Cavaliers get break with back-to-backs vs. Knicks (Apr 08, 2018)
A game behind the Philadelphia 76ers in the race for the third seed in the NBA Eastern Conference, the Cleveland Cavaliers long ago received a gift from the schedulers: home-and-home matchups against the woeful and wounded New York Knicks to end the regular season, starting Monday night at Madison Square Garden.
Whether the Cavaliers can catch the scorching 76ers remains to be seen. Philadelphia is the NBA's hottest team with a 14-game winning streak -- including a 132-130 victory over Cleveland on Friday -- and with games at Atlanta and at home against Milwaukee still on the schedule.
But the Cavaliers have their eyes on that crucial prize, made even more crucial by No. 2-seed Boston's injury problems. A third seed would ensure a second-round matchup with Boston or the No. 7 seed. A fourth seed could mean a meeting with the No. 1 seed Toronto Raptors.

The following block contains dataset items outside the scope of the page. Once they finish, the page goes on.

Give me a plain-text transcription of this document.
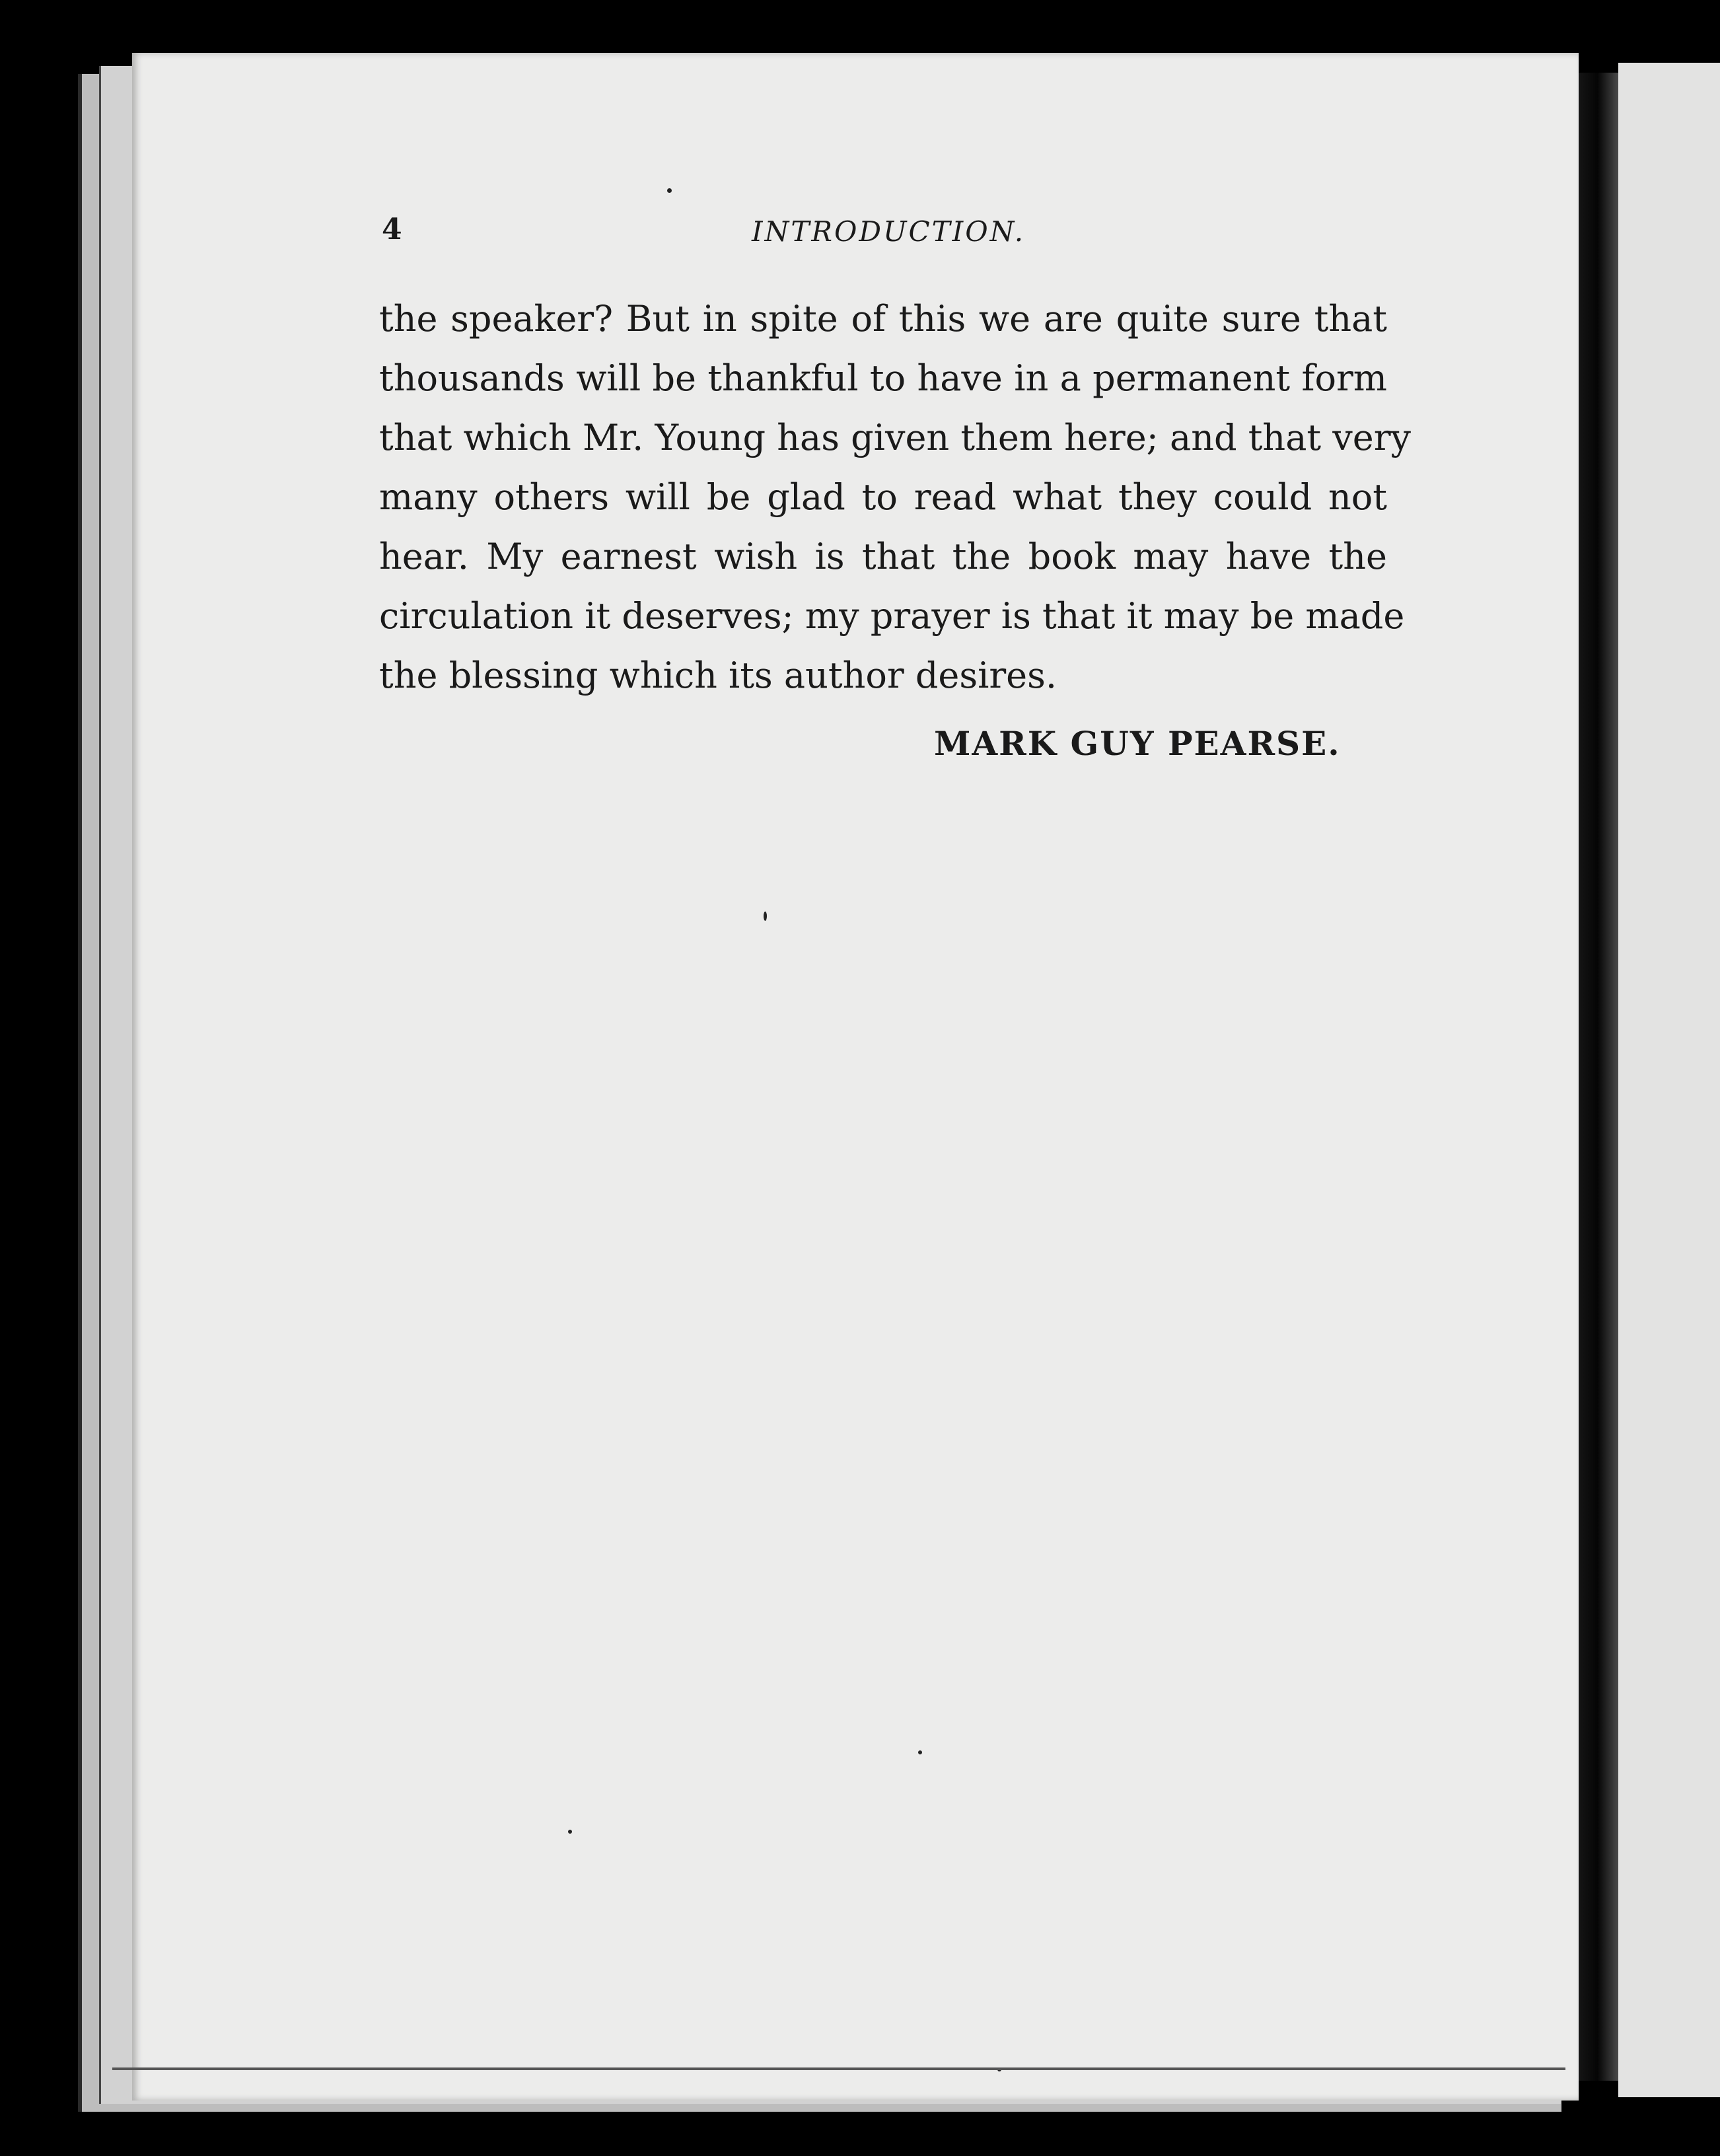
4	INTRODUCTION.

the speaker? But in spite of this we are quite sure that
thousands will be thankful to have in a permanent form
that which Mr. Young has given them here; and that very
many others will be glad to read what they could not
hear. My earnest wish is that the book may have the
circulation it deserves; my prayer is that it may be made
the blessing which its author desires.

MARK GUY PEARSE.
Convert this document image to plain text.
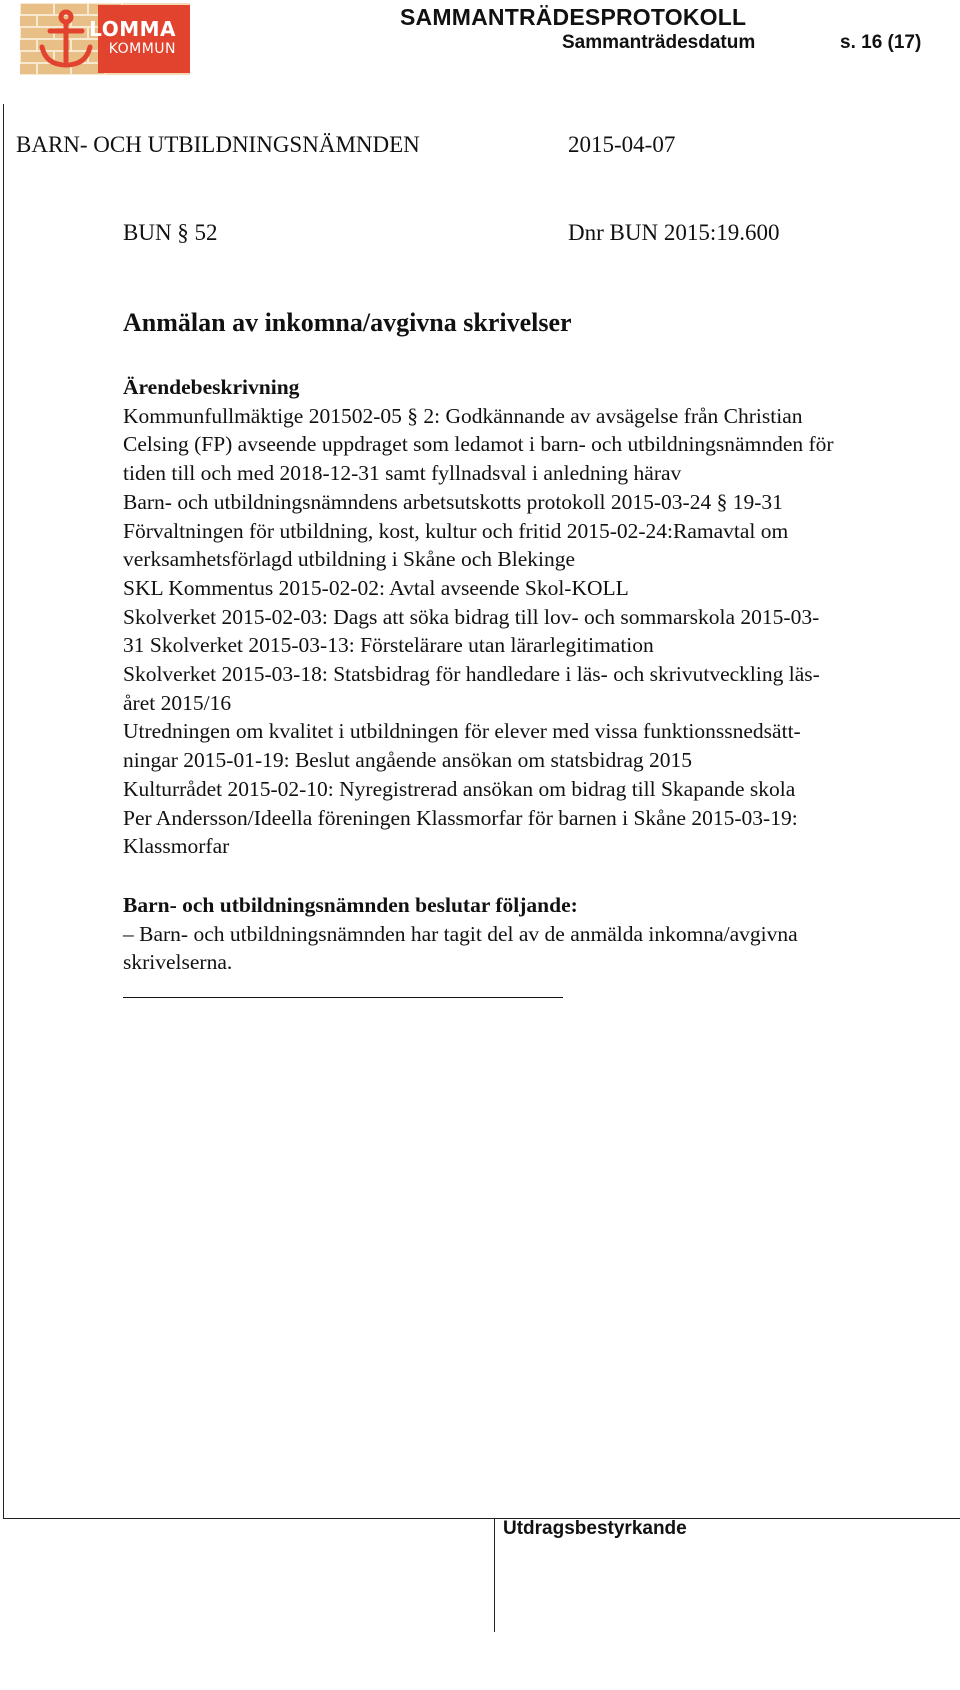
LOMMA
KOMMUN
SAMMANTRÄDESPROTOKOLL
Sammanträdesdatum	s. 16 (17)
Utdragsbestyrkande
BARN- OCH UTBILDNINGSNÄMNDEN	2015-04-07
BUN § 52	Dnr BUN 2015:19.600

Anmälan av inkomna/avgivna skrivelser

Ärendebeskrivning

Kommunfullmäktige 201502-05 § 2: Godkännande av avsägelse från Christian

Celsing (FP) avseende uppdraget som ledamot i barn- och utbildningsnämnden för

tiden till och med 2018-12-31 samt fyllnadsval i anledning härav

Barn- och utbildningsnämndens arbetsutskotts protokoll 2015-03-24 § 19-31

Förvaltningen för utbildning, kost, kultur och fritid 2015-02-24:Ramavtal om

verksamhetsförlagd utbildning i Skåne och Blekinge

SKL Kommentus 2015-02-02: Avtal avseende Skol-KOLL

Skolverket 2015-02-03: Dags att söka bidrag till lov- och sommarskola 2015-03-

31 Skolverket 2015-03-13: Förstelärare utan lärarlegitimation

Skolverket 2015-03-18: Statsbidrag för handledare i läs- och skrivutveckling läs-

året 2015/16

Utredningen om kvalitet i utbildningen för elever med vissa funktionssnedsätt-

ningar 2015-01-19: Beslut angående ansökan om statsbidrag 2015

Kulturrådet 2015-02-10: Nyregistrerad ansökan om bidrag till Skapande skola

Per Andersson/Ideella föreningen Klassmorfar för barnen i Skåne 2015-03-19:

Klassmorfar

Barn- och utbildningsnämnden beslutar följande:

– Barn- och utbildningsnämnden har tagit del av de anmälda inkomna/avgivna

skrivelserna.
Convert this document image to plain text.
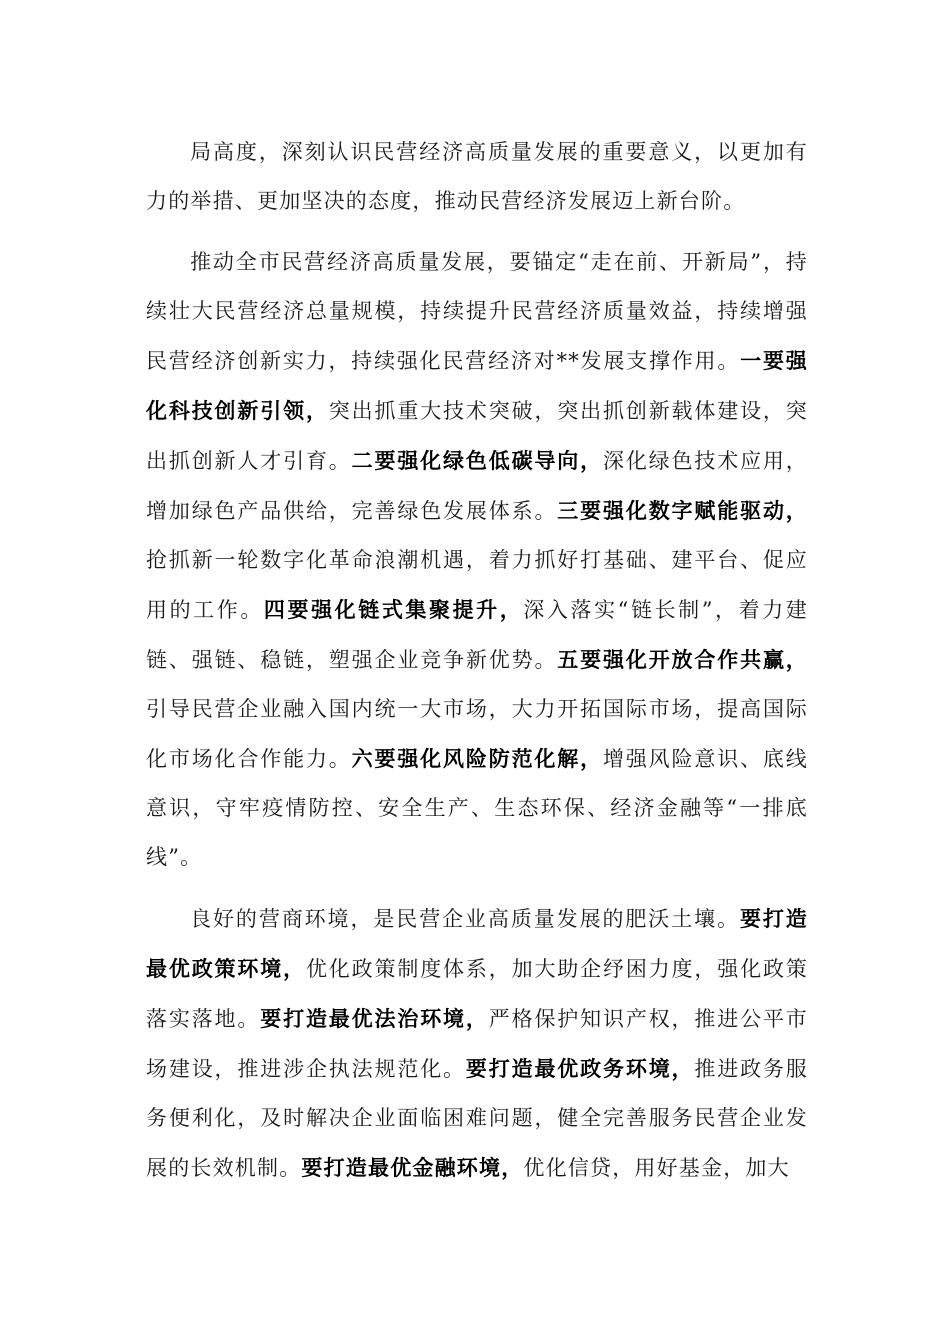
局高度，深刻认识民营经济高质量发展的重要意义，以更加有力的举措、更加坚决的态度，推动民营经济发展迈上新台阶。

推动全市民营经济高质量发展，要锚定“走在前、开新局”，持续壮大民营经济总量规模，持续提升民营经济质量效益，持续增强民营经济创新实力，持续强化民营经济对**发展支撑作用。一要强化科技创新引领，突出抓重大技术突破，突出抓创新载体建设，突出抓创新人才引育。二要强化绿色低碳导向，深化绿色技术应用，增加绿色产品供给，完善绿色发展体系。三要强化数字赋能驱动，抢抓新一轮数字化革命浪潮机遇，着力抓好打基础、建平台、促应用的工作。四要强化链式集聚提升，深入落实“链长制”，着力建链、强链、稳链，塑强企业竞争新优势。五要强化开放合作共赢，引导民营企业融入国内统一大市场，大力开拓国际市场，提高国际化市场化合作能力。六要强化风险防范化解，增强风险意识、底线意识，守牢疫情防控、安全生产、生态环保、经济金融等“一排底线”。

良好的营商环境，是民营企业高质量发展的肥沃土壤。要打造最优政策环境，优化政策制度体系，加大助企纾困力度，强化政策落实落地。要打造最优法治环境，严格保护知识产权，推进公平市场建设，推进涉企执法规范化。要打造最优政务环境，推进政务服务便利化，及时解决企业面临困难问题，健全完善服务民营企业发展的长效机制。要打造最优金融环境，优化信贷，用好基金，加大
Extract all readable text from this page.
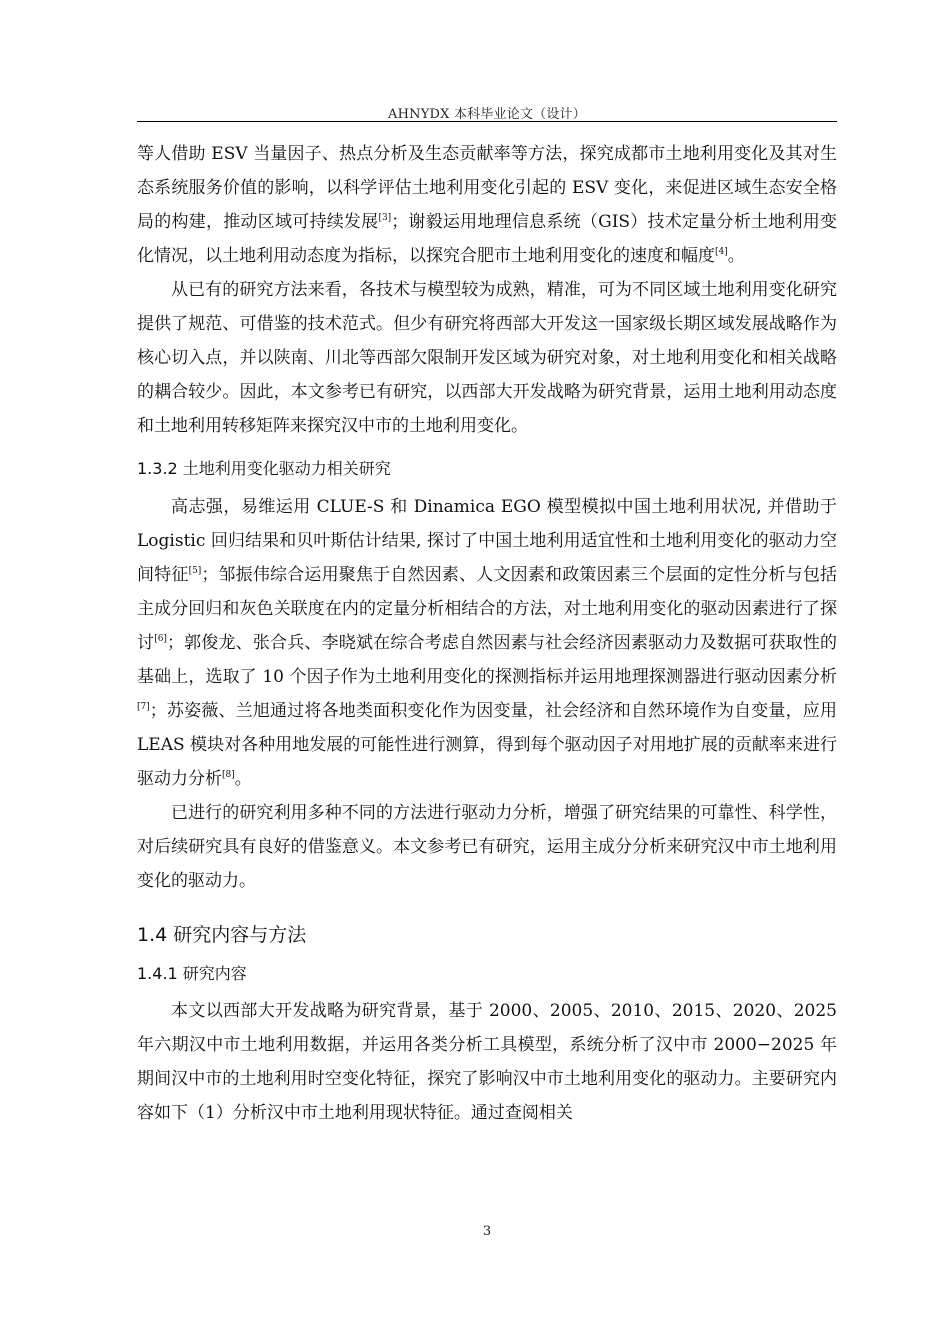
AHNYDX 本科毕业论文（设计）

等人借助 ESV 当量因子、热点分析及生态贡献率等方法，探究成都市土地利用变化及其对生态系统服务价值的影响，以科学评估土地利用变化引起的 ESV 变化，来促进区域生态安全格局的构建，推动区域可持续发展[3]；谢毅运用地理信息系统（GIS）技术定量分析土地利用变化情况，以土地利用动态度为指标，以探究合肥市土地利用变化的速度和幅度[4]。

从已有的研究方法来看，各技术与模型较为成熟，精准，可为不同区域土地利用变化研究提供了规范、可借鉴的技术范式。但少有研究将西部大开发这一国家级长期区域发展战略作为核心切入点，并以陕南、川北等西部欠限制开发区域为研究对象，对土地利用变化和相关战略的耦合较少。因此，本文参考已有研究，以西部大开发战略为研究背景，运用土地利用动态度和土地利用转移矩阵来探究汉中市的土地利用变化。

1.3.2 土地利用变化驱动力相关研究

高志强，易维运用 CLUE-S 和 Dinamica EGO 模型模拟中国土地利用状况, 并借助于 Logistic 回归结果和贝叶斯估计结果, 探讨了中国土地利用适宜性和土地利用变化的驱动力空间特征[5]；邹振伟综合运用聚焦于自然因素、人文因素和政策因素三个层面的定性分析与包括主成分回归和灰色关联度在内的定量分析相结合的方法，对土地利用变化的驱动因素进行了探讨[6]；郭俊龙、张合兵、李晓斌在综合考虑自然因素与社会经济因素驱动力及数据可获取性的基础上，选取了 10 个因子作为土地利用变化的探测指标并运用地理探测器进行驱动因素分析[7]；苏姿薇、兰旭通过将各地类面积变化作为因变量，社会经济和自然环境作为自变量，应用 LEAS 模块对各种用地发展的可能性进行测算，得到每个驱动因子对用地扩展的贡献率来进行驱动力分析[8]。

已进行的研究利用多种不同的方法进行驱动力分析，增强了研究结果的可靠性、科学性，对后续研究具有良好的借鉴意义。本文参考已有研究，运用主成分分析来研究汉中市土地利用变化的驱动力。

1.4 研究内容与方法
1.4.1 研究内容

本文以西部大开发战略为研究背景，基于 2000、2005、2010、2015、2020、2025 年六期汉中市土地利用数据，并运用各类分析工具模型，系统分析了汉中市 2000−2025 年期间汉中市的土地利用时空变化特征，探究了影响汉中市土地利用变化的驱动力。主要研究内容如下（1）分析汉中市土地利用现状特征。通过查阅相关

3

"I always think you try to take the easy way out, it's always going to come back and bite you," Cleveland's Kevin Love said after losing to Philadelphia. "Both teams played extremely hard tonight, we both wanted to get the higher seed no matter who we're playing. Some matchups work in your favor, I guess, but I just think taking the easy way out in some cases is not the way to go."
The Cavaliers' loss to the 76ers revealed a glaring weakness that seemed to have been cured. Cleveland gave up 132 points.
The Cavs entered that matchup on a five-game winning streak and with wins in 10 of 11. The first five wins were scary -- the Cavaliers allowed an average of 113 points per game -- but in the six games before the loss to Philadelphia, Cleveland had allowed 102 points per game.
"We're a prideful team, and the only way to get back in was be scrappy, play a little bit more physical and hit more shots," James said. "We were down 30, and for us to come all the way back shows what were capable of doing. But every offensive rebound here, every missed shot. ... We turned the ball over, they made us pay, and they were flying."
Luckily for the Cavs -- at least for the next two games -- the Knicks are one of the worst offensive teams in the NBA.
The Knicks have gone 4-16 in their last 20 games, averaging 105.5 points per game, and that includes 128-, 124-, and 122-point nights. Remove those and New York averaged 102.
Hurting the Knicks: Tim Hardaway Jr. (ankle) remains out.
Solution for New York: The emergence of rookie second-round pick Damyean Dotson, a two-way player with the G-League's Westchester Knicks. Dotson had 30 points and 11 rebounds in 36 minutes in the team's surprising 122-98 win over the Miami Heat on Thursday.
"It's amazing. Just trying to stay the course, keep believing, keep working hard," Dotson told reporters after becoming the first Knicks rookie to put up a 30-10 game since Patrick Ewing in 1985-86. "Eventually something good will happen. It's playing the right way, believing in myself, believing in the development, coming from the G-League, coming from back and forth, playing."